Our team admin, Katie, recently took it upon herself to switch out that awkward furniture for a studio-like setting with 12 seats. The difference has been night and day. There’s a buzz that centers around that table. People move in and out of that table but that’s where we now go to connect - whether for work or not. Physical spaces matter.
7. Share common experiences often
People immediately think of off-sites and year- end parties for how to bring employees together. It doesn’t have to be fancy at all! One of my favorite things to do with our team is the white elephant exchange. It’s low-key, low-bar for engagement but you learn a shit ton about the people you work with. What extent someone is willing to go through to STEAL a gift from another team-mate is extremely telling. One time, we decided to host a pantyhose bowling tournament in the patio. It was totally casual, we had some beer, people showed up to play, others just had a kick out of watching everyone make a fool of themselves. We lucked out and our CEO at that time, Brad Smith, walked by and was easily convinced to play a round of this game with us. (A test of a good CEO actually - will they walk by or will they play??)

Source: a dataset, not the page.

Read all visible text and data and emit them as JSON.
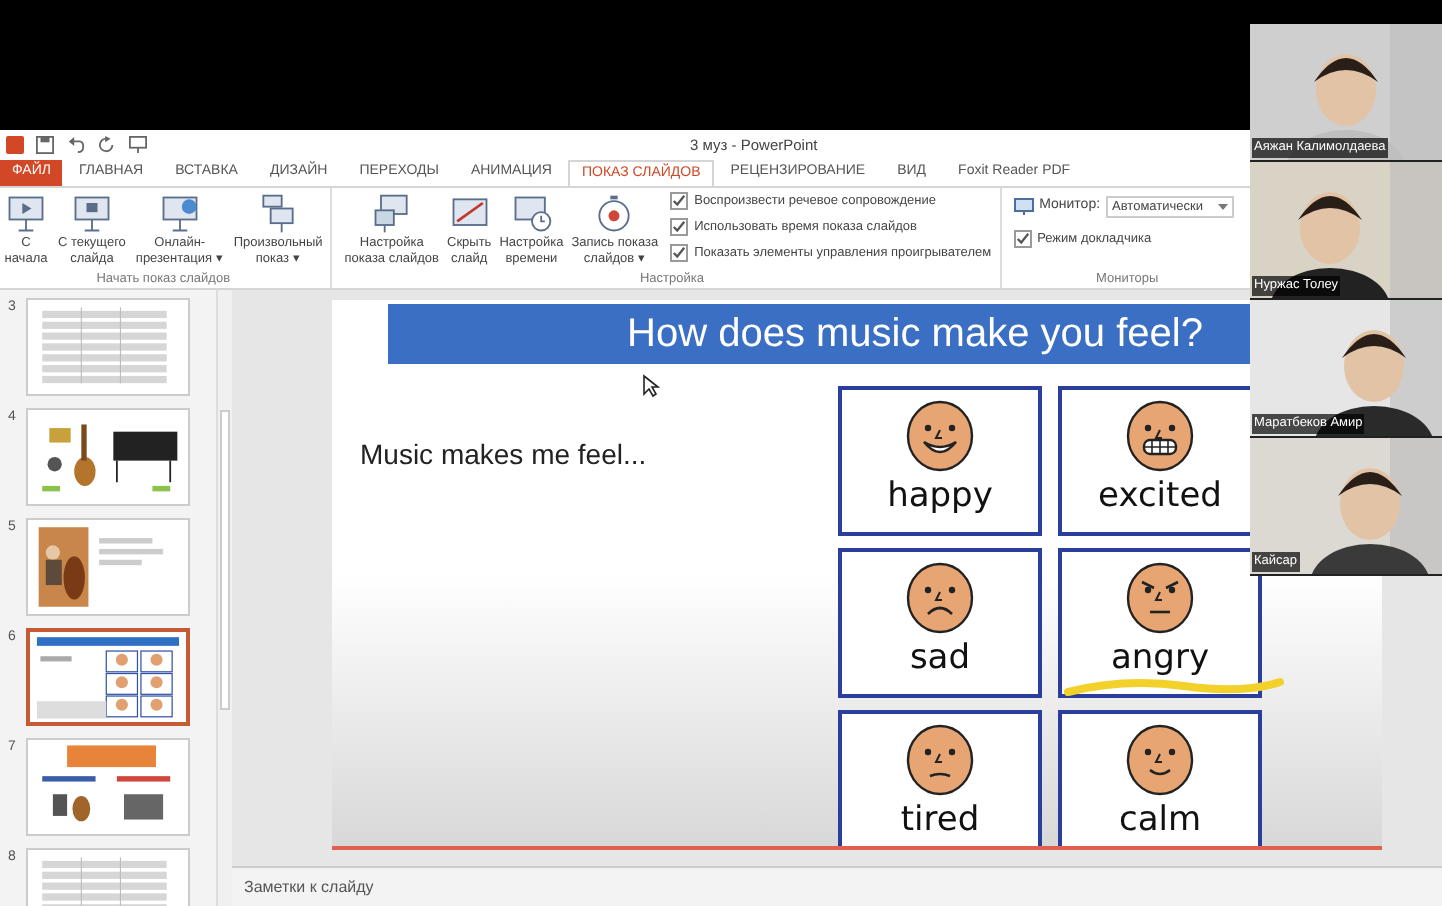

8. Get out of the building
Magic happens when you leave the building. At Intuit, we make it a commitment to spend time visiting our customers. Since the days of our founder, Scott Cook, we’ve nicknamed it “Follow me homes”. When we do follow-me-homes as a team, carpooling always becomes an option. Other than saving on gas, I generally love carpooling. It’s an extra hour or two for the team to bond in a car without having to wait for an offsite. We learn about each other's musical tastes (or lack of!), and somehow inevitably talk about not-work.
Some of my favorite meetings happened on a pedal boat at shoreline lake, or walking around the campus with my manager, or when we went offsite for lunch. Trust me - the conversation changes. You still talk about work, but you also talk about a lot more about who you are as a person. A recent off-campus chat I had with a PM was a breakthrough moment for us - when I discovered something about him that explained why we kept butting heads in how we worked.
9. Share NWR goals
At Intuit, we make it a point to articulate our development and business goals every year. We do it on an individual basis but our leaders are actually pretty transparent about theirs. It starts with our GM sending out his goals, and then the VP of Design in my org sends hers out to the entire org. My boss follows and also has his pasted outside his office. And when you read it, there’s a pattern - we talk about our personal goals. It’s okay to have big, important personal goals that have nothing to do with work, but it has everything to do with who we are as people. We bring our whole selves to work and our goals is another good place for us to show that (to a certain degree, you don’t have to be an open kimono). Which leads me to my next point.
10. Leaders, please lead by example
One of the best things I see leaders at Intuit do, especially my boss, was to actually take time off. When he had his two girls, both times, he took his full paternity leave. This is one of many examples he has set for the rest of the team, especially the women and moms on the team. We’re allowed to be human and we should feel NO GUILT in taking all the time off to be with our children and that family always comes first.
What are some things you have experienced at your workplace? Share your stories.